Caroline wasn't dreaming now. She had been waiting with every nerve stretched for Jim's footstep. Kitty's voice stabbed her with disappointment and fear.

“Why have you come back?” she said.

“Don't you want me?” said Kitty, and felt a giggle rise in her throat. “I've turned my ankle, so Jock sent me back. Anyhow, we've had a simply blazing row, so he can just go and find his beastly clue himself. I say, who have you got with you? Is it Roger, or one of the Lester boys?”

“No,” said Caroline.

“Aren't you mysterious! The Secret Escort, or Caroline's Conspiracy, by A. Non! I say, that's rather bright, isn't it, and straight off the bat!” She allowed the giggle to escape. Then, leaning with her elbow on the door of the car, she gave an exaggerated shiver. “I suppose you haven't got a thermos or anything? I'm simply frozen.” It would have given Caroline the greatest pleasure to box her ears. They were so conveniently near too. She restrained herself, and said,

“I'm afraid I haven't.”

“Then let's walk up and down. I'm fruzz—absolutely. I shall be a stiffened corpse if I don't keep up my circulation.”

“I thought you'd sprained your ankle?” said Caroline.

She was beginning to be afraid of Kitty Lefroy. The horrid little wretch was up to something—guessed something—knew something. What had she guessed? How much did she know?

The horrid little wretch giggled again.

“Oh, it's better. I think exercise will be good for it. You know”—with a burst of frankness—“I didn't really twist it at all. Jock was such a beast, I wouldn't go with him. Come on and walk, Caroline.”

“I don't think I want to.”

Kitty giggled again.

“No, you want to go home—don't you? It was awfully stupid of me to forget. Don't let me keep you if you want to get off.”

Caroline drove her nails into her palm.

“I'm not in a hurry,” she said. “I thought I'd wait a bit and see who else rolls up—it's rather amusing.”

“Well, come and walk. I think you might, to save me from being a stiffened corpse. Come along, or I shall think you've got a mysterious assignation. Have you? Do tell me if you have.”

Caroline opened the door and jumped out.

“What rubbish you do talk, Kitty!”

Kitty flung a vigorous arm round her waist and began to dance her along.

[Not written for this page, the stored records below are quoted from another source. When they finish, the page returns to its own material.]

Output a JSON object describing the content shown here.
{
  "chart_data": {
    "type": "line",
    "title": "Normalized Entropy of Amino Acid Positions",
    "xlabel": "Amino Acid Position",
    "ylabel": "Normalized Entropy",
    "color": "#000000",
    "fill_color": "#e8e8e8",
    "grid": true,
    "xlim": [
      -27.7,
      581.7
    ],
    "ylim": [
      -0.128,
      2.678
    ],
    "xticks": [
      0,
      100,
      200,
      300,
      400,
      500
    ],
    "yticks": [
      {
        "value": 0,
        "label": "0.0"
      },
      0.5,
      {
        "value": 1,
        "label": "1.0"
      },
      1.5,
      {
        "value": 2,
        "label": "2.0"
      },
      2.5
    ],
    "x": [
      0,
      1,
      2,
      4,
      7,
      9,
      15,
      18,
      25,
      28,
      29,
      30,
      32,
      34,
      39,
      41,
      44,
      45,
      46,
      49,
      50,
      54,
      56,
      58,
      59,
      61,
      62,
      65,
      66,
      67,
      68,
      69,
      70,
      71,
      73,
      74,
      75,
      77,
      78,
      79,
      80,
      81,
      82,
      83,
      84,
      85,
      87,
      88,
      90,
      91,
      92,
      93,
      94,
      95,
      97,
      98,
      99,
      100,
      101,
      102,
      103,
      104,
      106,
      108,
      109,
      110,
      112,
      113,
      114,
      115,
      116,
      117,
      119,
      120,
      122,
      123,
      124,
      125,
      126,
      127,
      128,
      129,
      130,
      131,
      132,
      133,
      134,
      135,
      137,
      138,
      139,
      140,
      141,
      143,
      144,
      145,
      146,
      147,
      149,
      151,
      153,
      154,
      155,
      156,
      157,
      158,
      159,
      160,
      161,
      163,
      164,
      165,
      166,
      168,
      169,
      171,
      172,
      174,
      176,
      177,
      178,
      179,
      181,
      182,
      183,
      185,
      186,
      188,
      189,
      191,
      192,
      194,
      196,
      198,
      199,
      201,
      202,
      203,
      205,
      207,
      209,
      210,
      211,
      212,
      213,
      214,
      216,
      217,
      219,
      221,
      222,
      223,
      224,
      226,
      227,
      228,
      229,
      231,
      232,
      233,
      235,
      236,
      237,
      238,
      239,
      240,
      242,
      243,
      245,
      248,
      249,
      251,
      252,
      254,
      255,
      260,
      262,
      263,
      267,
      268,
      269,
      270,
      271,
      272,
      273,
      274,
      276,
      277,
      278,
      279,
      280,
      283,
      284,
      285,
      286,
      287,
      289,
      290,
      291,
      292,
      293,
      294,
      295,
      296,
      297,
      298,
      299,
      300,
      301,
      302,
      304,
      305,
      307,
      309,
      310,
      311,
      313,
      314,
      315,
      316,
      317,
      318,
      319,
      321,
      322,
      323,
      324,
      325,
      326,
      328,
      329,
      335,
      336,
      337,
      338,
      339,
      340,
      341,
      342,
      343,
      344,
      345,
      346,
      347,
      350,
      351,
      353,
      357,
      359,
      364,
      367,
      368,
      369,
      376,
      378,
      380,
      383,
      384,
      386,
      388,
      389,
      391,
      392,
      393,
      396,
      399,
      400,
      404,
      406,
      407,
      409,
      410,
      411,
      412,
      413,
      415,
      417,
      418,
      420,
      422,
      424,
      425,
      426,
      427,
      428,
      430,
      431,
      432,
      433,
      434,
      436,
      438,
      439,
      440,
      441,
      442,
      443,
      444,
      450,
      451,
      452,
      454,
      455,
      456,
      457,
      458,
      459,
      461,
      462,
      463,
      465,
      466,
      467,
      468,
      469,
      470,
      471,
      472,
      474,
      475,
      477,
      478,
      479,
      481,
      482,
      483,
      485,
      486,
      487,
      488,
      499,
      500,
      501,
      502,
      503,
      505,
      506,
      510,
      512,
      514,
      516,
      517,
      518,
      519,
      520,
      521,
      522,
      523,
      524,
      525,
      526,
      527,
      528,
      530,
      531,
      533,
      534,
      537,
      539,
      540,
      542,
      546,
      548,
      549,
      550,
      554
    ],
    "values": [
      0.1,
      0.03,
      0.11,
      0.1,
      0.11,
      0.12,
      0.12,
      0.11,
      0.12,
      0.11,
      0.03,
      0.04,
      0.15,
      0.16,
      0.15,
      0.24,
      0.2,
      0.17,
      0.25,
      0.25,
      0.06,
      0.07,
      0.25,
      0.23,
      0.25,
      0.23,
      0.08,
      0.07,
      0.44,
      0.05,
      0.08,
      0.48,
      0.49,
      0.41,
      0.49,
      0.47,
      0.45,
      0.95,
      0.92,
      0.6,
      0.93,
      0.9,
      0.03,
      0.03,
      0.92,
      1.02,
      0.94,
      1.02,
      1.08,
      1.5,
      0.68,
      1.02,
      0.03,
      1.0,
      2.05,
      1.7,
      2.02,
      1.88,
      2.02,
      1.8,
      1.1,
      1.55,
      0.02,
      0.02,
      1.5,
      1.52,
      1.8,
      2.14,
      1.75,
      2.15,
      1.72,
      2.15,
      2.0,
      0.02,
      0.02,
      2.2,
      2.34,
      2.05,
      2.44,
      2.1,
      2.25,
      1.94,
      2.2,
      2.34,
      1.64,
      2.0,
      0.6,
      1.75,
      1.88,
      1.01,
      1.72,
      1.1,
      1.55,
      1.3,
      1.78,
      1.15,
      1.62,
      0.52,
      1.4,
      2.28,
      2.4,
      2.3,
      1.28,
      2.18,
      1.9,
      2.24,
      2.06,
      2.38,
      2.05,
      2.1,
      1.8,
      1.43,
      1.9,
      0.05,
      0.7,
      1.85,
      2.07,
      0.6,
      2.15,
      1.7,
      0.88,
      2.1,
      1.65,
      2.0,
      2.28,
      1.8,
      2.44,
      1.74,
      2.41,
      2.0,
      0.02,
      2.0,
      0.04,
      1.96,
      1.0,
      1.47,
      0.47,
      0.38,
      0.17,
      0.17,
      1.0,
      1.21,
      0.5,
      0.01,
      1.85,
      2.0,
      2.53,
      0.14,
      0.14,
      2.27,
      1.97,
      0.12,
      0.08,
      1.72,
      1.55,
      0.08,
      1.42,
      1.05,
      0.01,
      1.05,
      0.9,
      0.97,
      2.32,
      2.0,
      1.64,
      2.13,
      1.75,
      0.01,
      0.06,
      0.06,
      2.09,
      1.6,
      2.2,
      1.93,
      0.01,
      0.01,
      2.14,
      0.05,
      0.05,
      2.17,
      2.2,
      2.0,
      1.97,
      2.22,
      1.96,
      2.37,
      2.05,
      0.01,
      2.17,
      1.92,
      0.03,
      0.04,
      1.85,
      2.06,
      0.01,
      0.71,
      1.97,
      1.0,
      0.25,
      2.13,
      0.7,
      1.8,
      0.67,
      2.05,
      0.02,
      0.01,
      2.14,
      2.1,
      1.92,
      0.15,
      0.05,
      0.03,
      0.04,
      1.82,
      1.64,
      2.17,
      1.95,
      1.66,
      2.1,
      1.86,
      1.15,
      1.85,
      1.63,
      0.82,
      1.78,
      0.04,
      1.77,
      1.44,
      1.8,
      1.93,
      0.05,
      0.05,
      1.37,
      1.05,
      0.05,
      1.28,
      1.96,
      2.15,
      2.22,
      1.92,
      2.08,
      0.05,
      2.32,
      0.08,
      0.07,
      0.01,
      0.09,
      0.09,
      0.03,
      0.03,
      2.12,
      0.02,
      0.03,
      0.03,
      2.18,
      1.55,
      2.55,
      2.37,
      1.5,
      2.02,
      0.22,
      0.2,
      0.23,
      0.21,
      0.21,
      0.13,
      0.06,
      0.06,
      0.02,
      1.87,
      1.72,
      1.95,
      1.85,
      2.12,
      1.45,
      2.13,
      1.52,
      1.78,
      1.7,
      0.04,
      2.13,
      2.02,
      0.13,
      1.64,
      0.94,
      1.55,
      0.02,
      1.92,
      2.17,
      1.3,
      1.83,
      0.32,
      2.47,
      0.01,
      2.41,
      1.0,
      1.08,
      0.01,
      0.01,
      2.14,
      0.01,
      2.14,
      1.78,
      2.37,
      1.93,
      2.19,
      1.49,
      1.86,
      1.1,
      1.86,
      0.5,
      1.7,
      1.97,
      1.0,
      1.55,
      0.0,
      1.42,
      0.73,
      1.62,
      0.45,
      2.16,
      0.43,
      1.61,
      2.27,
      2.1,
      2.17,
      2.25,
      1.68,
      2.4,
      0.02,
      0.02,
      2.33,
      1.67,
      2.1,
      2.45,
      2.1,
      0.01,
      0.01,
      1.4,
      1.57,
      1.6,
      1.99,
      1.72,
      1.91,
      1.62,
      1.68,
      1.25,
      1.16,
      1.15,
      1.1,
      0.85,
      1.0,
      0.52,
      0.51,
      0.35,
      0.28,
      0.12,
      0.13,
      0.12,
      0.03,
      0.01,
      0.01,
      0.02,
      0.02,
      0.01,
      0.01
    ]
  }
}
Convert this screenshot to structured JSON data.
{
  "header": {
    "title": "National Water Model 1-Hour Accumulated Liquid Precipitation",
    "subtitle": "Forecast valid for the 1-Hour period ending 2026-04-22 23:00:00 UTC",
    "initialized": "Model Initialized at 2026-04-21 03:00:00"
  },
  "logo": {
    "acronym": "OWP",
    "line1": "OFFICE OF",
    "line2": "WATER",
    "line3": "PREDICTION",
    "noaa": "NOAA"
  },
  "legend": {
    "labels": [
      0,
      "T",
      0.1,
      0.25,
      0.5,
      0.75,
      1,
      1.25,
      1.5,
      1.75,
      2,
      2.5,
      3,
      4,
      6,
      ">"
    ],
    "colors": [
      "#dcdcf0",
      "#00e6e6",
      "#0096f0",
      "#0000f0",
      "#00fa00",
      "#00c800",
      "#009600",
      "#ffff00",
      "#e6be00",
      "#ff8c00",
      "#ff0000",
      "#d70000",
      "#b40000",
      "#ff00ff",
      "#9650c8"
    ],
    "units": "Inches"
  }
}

“You said that exactly like a school-marm. If you're not frightfully careful, you'll get elderly before you know where you are. That's just the sort of way that all the elderlies talk. ‘Oh, Kitty, think before you speak!' and, ‘My dear child, don't make so much noise!' and, ‘My dear Kitty, did no one ever tell you that doors were made to shut?' I do loathe elderlies! I think people ought to be poisoned off at twenty-five. Don't you?”

Caroline couldn't help laughing.

“That would only give me another three years.”